The rule also gives public schools a second option, allowing them to limit funding to low-income private school students, but only if the districts use their share of the relief aid entirely on low-income students in public schools. State and education groups dismiss that option as an unworkable false choice.

Education groups, teachers unions, civil rights organizations and some GOP education officials have expressed concerns about the administration’s approach to distributing the pandemic assistance.

The Trump administration argues that it has the authority to create policy dictating public distribution of the funding to private school students because the CARES Act is ambiguous on that point. But the two judges disagree.

On Wednesday, Donato ruled that DeVos’ policy is likely to be struck down because she lacks the legal authority to impose her own conditions on coronavirus relief funding for K-12 schools. He wrote in the 15-page decision that “allowing the Department to rewrite the statutory formula for sharing education funds is manifestly not in the public interest.”

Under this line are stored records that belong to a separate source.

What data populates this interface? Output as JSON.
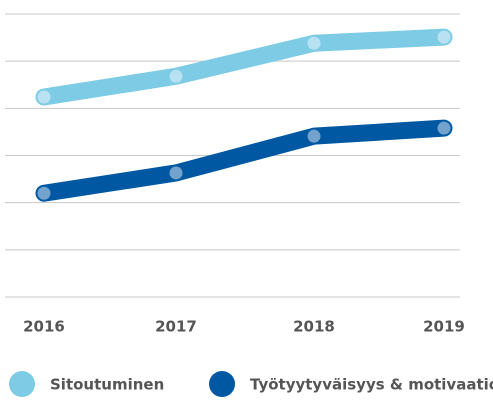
{
  "chart_data": {
    "type": "line",
    "categories": [
      "2016",
      "2017",
      "2018",
      "2019"
    ],
    "series": [
      {
        "name": "Sitoutuminen",
        "color": "#7ecbe5",
        "values": [
          4.24,
          4.68,
          5.38,
          5.51
        ]
      },
      {
        "name": "Työtyytyväisyys & motivaatio",
        "color": "#0058a3",
        "values": [
          2.2,
          2.63,
          3.41,
          3.58
        ]
      }
    ],
    "ylim": [
      0,
      6
    ],
    "yticks": [
      0,
      1,
      2,
      3,
      4,
      5,
      6
    ],
    "grid": true
  }
}
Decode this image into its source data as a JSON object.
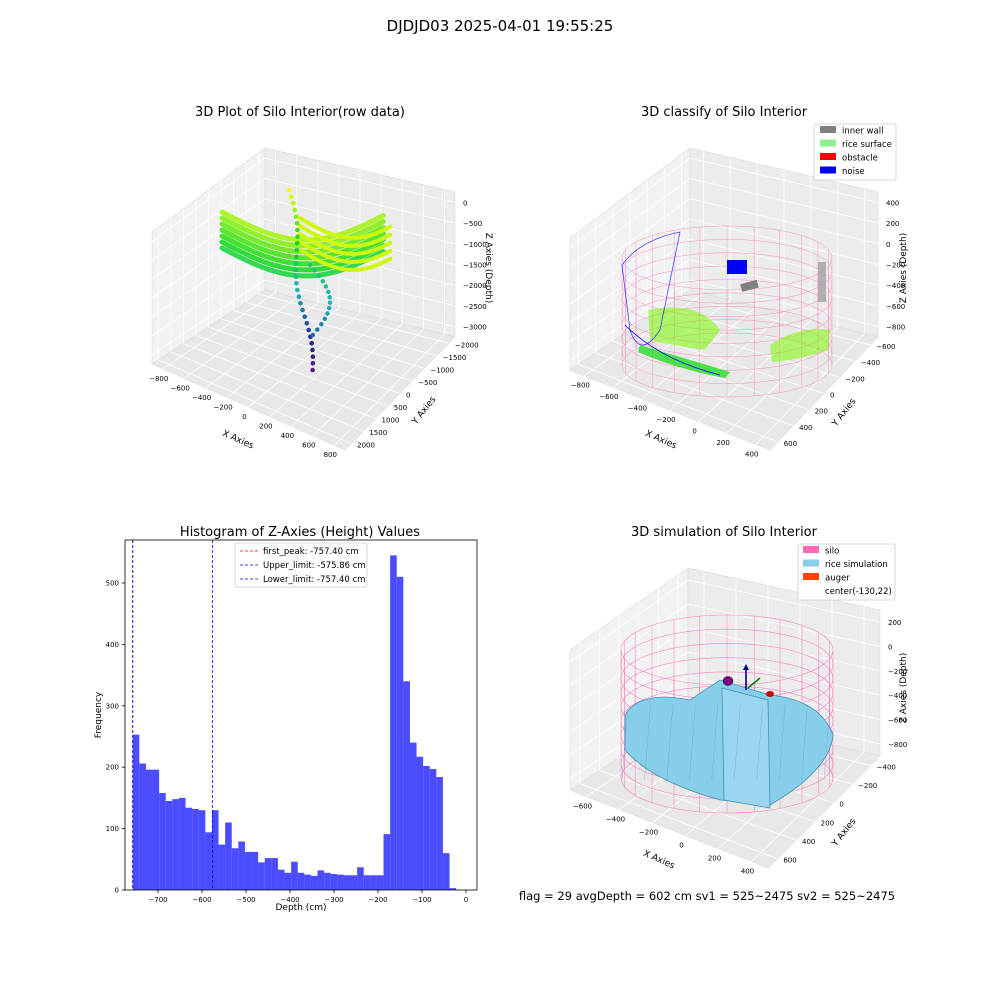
{
  "suptitle": "DJDJD03 2025-04-01 19:55:25",
  "footer": "flag = 29  avgDepth = 602 cm  sv1 = 525~2475  sv2 = 525~2475",
  "panel1": {
    "title": "3D Plot of Silo Interior(row data)",
    "xlabel": "X Axies",
    "ylabel": "Y Axies",
    "zlabel": "Z Axies (Depth)",
    "xticks": [
      "−800",
      "−600",
      "−400",
      "−200",
      "0",
      "200",
      "400",
      "600",
      "800"
    ],
    "yticks": [
      "2000",
      "1500",
      "1000",
      "500",
      "0",
      "−500",
      "−1000",
      "−1500",
      "−2000"
    ],
    "zticks": [
      "0",
      "−500",
      "−1000",
      "−1500",
      "−2000",
      "−2500",
      "−3000"
    ]
  },
  "panel2": {
    "title": "3D classify of Silo Interior",
    "xlabel": "X Axies",
    "ylabel": "Y Axies",
    "zlabel": "Z Axies (Depth)",
    "xticks": [
      "−800",
      "−600",
      "−400",
      "−200",
      "0",
      "200",
      "400"
    ],
    "yticks": [
      "600",
      "400",
      "200",
      "0",
      "−200",
      "−400",
      "−600"
    ],
    "zticks": [
      "400",
      "200",
      "0",
      "−200",
      "−400",
      "−600",
      "−800"
    ],
    "legend": [
      {
        "label": "inner wall",
        "color": "#808080"
      },
      {
        "label": "rice surface",
        "color": "#90ee90"
      },
      {
        "label": "obstacle",
        "color": "#ff0000"
      },
      {
        "label": "noise",
        "color": "#0000ff"
      }
    ]
  },
  "panel4": {
    "title": "3D simulation of Silo Interior",
    "xlabel": "X Axies",
    "ylabel": "Y Axies",
    "zlabel": "Z Axies (Depth)",
    "xticks": [
      "−600",
      "−400",
      "−200",
      "0",
      "200",
      "400"
    ],
    "yticks": [
      "600",
      "400",
      "200",
      "0",
      "−200",
      "−400"
    ],
    "zticks": [
      "200",
      "0",
      "−200",
      "−400",
      "−600",
      "−800"
    ],
    "legend": [
      {
        "label": "silo",
        "color": "#ff69b4"
      },
      {
        "label": "rice simulation",
        "color": "#87ceeb"
      },
      {
        "label": "auger",
        "color": "#ff4500"
      },
      {
        "label": "center(-130,22)",
        "color": ""
      }
    ]
  },
  "chart_data": {
    "type": "bar",
    "title": "Histogram of Z-Axies (Height) Values",
    "xlabel": "Depth (cm)",
    "ylabel": "Frequency",
    "xlim": [
      -775,
      25
    ],
    "ylim": [
      0,
      570
    ],
    "xticks": [
      -700,
      -600,
      -500,
      -400,
      -300,
      -200,
      -100,
      0
    ],
    "yticks": [
      0,
      100,
      200,
      300,
      400,
      500
    ],
    "bar_color": "#0000ff",
    "bin_edges": [
      -757.4,
      -742.4,
      -727.4,
      -712.4,
      -697.4,
      -682.4,
      -667.4,
      -652.4,
      -637.4,
      -622.4,
      -607.4,
      -592.4,
      -577.4,
      -562.4,
      -547.4,
      -532.4,
      -517.4,
      -502.4,
      -487.4,
      -472.4,
      -457.4,
      -442.4,
      -427.4,
      -412.4,
      -397.4,
      -382.4,
      -367.4,
      -352.4,
      -337.4,
      -322.4,
      -307.4,
      -292.4,
      -277.4,
      -262.4,
      -247.4,
      -232.4,
      -217.4,
      -202.4,
      -187.4,
      -172.4,
      -157.4,
      -142.4,
      -127.4,
      -112.4,
      -97.4,
      -82.4,
      -67.4,
      -52.4,
      -37.4,
      -22.4,
      -7.4,
      0
    ],
    "values": [
      253,
      206,
      196,
      196,
      158,
      145,
      148,
      150,
      134,
      132,
      130,
      94,
      130,
      74,
      110,
      68,
      79,
      62,
      62,
      45,
      52,
      52,
      33,
      28,
      46,
      28,
      25,
      23,
      32,
      28,
      26,
      25,
      24,
      24,
      37,
      24,
      24,
      24,
      91,
      545,
      510,
      340,
      240,
      217,
      202,
      197,
      184,
      60,
      3,
      0,
      0
    ],
    "vlines": [
      {
        "label": "first_peak: -757.40 cm",
        "x": -757.4,
        "color": "#ff0000"
      },
      {
        "label": "Upper_limit: -575.86 cm",
        "x": -575.86,
        "color": "#0000ff"
      },
      {
        "label": "Lower_limit: -757.40 cm",
        "x": -757.4,
        "color": "#0000ff"
      }
    ]
  }
}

The judge said Congress' intent "is plain as day" for how CARES Act funding should be distributed to schools. The judge also said the coronavirus relief law “unambiguously” instructs the funding to be distributed to private school students in the typical manner under federal law, based on the number of low-income students.

An Education Department spokesperson pointed to the agency’s statement last week, which defended DeVos’ policies as treating “all students equally."

Angela Morabito, a department spokesperson, said “the pandemic affected all students and the CARES Act requires federal funds help all students,” and that the department was “following the law.”

“It’s unfortunate," Morabito said, "that so many favor discriminating against children who do not attend government-run schools.”